1 POSIX systems do have a cd executable.


Side note:

There are a lot of excellent posts on Unix & Linux which deal with shell behaviour. In particular:

If you haven't noticed a pattern in the questions listed so far, nearly all of them involve Stéphane Chazelas.

  • 4
    Note that you can get the cd help text with help cd (same thing for all shell builtin commands) – Sylvain Pineau Oct 6 '14 at 12:37
  • @SylvainPineau even though I have linked to the bash manual, that advice is not generally applicable to other shells, such as zsh. – muru Oct 6 '14 at 16:14
  • Indeed help is a bash builtin (for zsh, it's run-help cd) – Sylvain Pineau Oct 6 '14 at 16:48
  • The linked description from the POSIX specification does not explicitly say that cd must be as shell built-in ... but based on how process properties and their transfer work in UNIX cd as a shell built-in is the only straightforward implementation. See the reply of Volker Siegel. – pabouk Oct 7 '14 at 8:55
  • @pabouk indeed (it calls it an utility), and then goes on to say: "Since cd affects the current shell execution environment, it is always provided as a shell regular built-in." – muru Oct 7 '14 at 9:00
8

You cannot find an executable for cd because there is none.

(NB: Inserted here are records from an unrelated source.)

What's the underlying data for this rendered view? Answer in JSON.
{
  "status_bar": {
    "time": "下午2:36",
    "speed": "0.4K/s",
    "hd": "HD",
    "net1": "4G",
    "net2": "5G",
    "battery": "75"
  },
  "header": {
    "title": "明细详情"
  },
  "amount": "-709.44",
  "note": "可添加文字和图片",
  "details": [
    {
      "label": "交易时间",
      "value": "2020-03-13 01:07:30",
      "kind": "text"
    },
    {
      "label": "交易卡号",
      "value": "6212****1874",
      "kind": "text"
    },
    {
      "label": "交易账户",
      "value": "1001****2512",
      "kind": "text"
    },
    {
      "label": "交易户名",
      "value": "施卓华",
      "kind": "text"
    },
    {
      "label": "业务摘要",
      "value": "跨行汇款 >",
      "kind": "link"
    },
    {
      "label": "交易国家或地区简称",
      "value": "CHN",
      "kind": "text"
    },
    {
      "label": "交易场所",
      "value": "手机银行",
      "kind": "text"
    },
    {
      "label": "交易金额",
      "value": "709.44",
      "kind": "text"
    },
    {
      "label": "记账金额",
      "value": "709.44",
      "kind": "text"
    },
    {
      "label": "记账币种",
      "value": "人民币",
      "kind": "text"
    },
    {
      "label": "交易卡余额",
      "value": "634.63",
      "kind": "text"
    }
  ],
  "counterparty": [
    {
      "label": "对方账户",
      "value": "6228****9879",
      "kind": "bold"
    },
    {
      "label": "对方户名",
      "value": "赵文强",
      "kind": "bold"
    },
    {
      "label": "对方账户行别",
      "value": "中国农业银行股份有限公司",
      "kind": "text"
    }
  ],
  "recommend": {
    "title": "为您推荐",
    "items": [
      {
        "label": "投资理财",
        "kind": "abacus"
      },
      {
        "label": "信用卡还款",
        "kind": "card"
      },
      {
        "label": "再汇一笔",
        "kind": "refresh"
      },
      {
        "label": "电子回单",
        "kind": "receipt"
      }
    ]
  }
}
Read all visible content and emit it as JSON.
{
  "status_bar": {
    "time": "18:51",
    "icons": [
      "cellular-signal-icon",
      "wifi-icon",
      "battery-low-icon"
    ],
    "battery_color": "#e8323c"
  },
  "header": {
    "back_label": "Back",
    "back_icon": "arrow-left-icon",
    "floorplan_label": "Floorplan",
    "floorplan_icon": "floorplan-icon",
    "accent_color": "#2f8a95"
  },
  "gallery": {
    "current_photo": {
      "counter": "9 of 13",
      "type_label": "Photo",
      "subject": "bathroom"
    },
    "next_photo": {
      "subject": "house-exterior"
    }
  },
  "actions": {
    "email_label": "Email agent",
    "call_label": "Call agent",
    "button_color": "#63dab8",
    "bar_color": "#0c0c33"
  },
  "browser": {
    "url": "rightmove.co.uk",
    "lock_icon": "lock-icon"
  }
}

cd is an internal command of your shell (e.g. bash).

7

from man which:

which returns the pathnames of the files (or links) which would be executed in the current environment, had its arguments been given as commands in a strictly POSIX-conformant shell. It does this by searching the PATH for executable files matching the names of the arguments. It does not follow symbolic links.

As we can see from description of which, it is only checking PATH. So if you implemented some bash function, it will show you nothing. It is better to use type command along with which.

For example in Ubuntu ls command aliased to ls --color=auto.

$ type ls
ls is aliased to `ls --color=auto'

$ which ls
/bin/ls

And if you implement test function hello:

$ function hello() { for i in {1,2,3}; do echo Hello $i;done }
$ which hello

which shows nothing. But type:

$ type hello
hello is a function
hello () 
{ 
    for i in {1,2,3};
    do
        echo Hello $i;
    done
}

In your case:

$ type cd
cd is a shell builtin

This means that cd is a shell builtin, it is inside bash. All bash builtins described in man bash, in section SHELL BUILTIN COMMANDS

SHELL BUILTIN COMMANDS
       Unless otherwise noted, each builtin command documented in this section
       as accepting options preceded by - accepts -- to signify the end of the
       options.   The  :, true, false, and test builtins do not accept options
       and do not treat -- specially.  The exit, logout, break, continue, let,
       and  shift builtins accept and process arguments beginning with - with‐
       out requiring --.  Other builtins that accept  arguments  but  are  not
       specified  as accepting options interpret arguments beginning with - as
       invalid options and require -- to prevent this interpretation.